We continue to believe in attractive long-term structural growth opportunities in the China technology sector, so we see the rotation as an opportunity to add to selective stocks at more attractive prices. The correction has helped to create value in some of these compelling structural growth stories. That said, technology is a broad sector category. We are focusing on more economically sensitive stocks such as semiconductor companies that could be beneficiaries of the ongoing rotation while retaining long term structural attractions.

Kiran Nandra-Koehrer, senior client portfolio manager for emerging equities
Pictet Asset Management

Given the amount of innovation that is taking place in China, tech is likely to remain a key focus sector for many investors.  Stay-home measures accelerated existing tech trends that we had expected to take about five years to materialise.
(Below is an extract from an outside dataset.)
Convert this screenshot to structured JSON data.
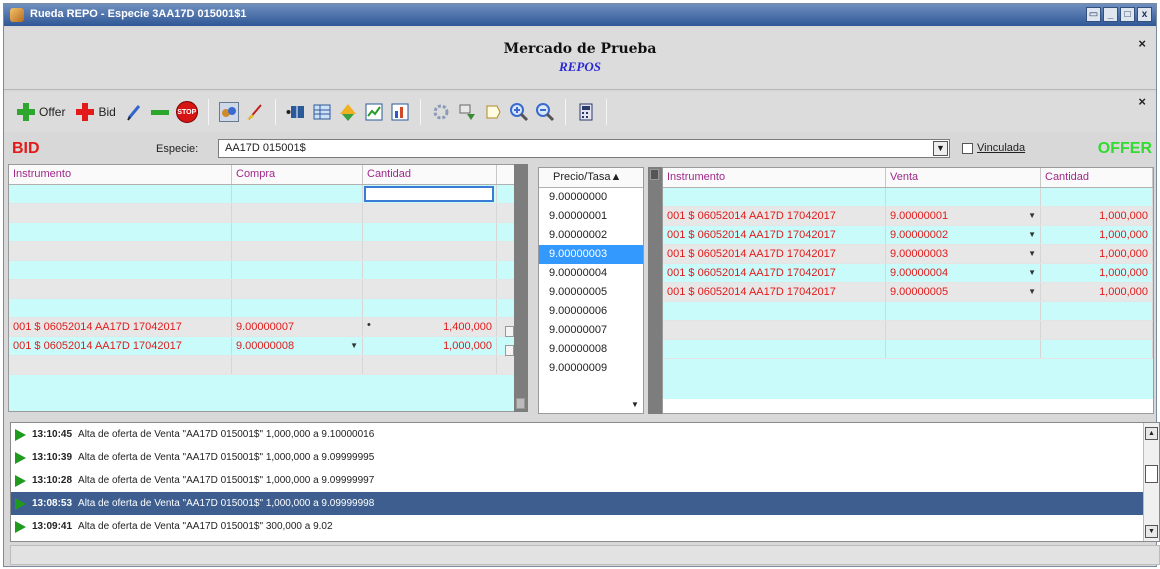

These trends are not about to reverse, and if anything, are here to stay. 

Overall, A-shares remain the largest area of interest for foreign investors because first, it is new to many. Second, investment in A-shares is set to grow as inclusion factors increase. Third, A-shares have a higher exposure to more growth in headline-garnering sectors.

However, ADRs remain the stalwart for many investors, given the large-cap structural compounder nature of some of these names. We believe these are shifts that will endure. Having said that, this trend is branching out into fintech and healthcare names that are increasing their growth profile as well. 

Richard Speetjens, portfolio manager
Robeco

Regulation has increased for technology platforms around the globe and in the last few years, also in China. The focus in China has been on areas like gaming, e-commerce and fintech activities. The affected firms will adjust their business models where needed. In general, the larger platforms are better equipped to make these adjustments and often further improve their competitive position versus smaller peers.

So, even though uncertainty around regulation might harm short-term sentiment towards these companies, longer-term they remain well-positioned and can benefit from the solid structural growth trends we are observing in the Chinese digital economy.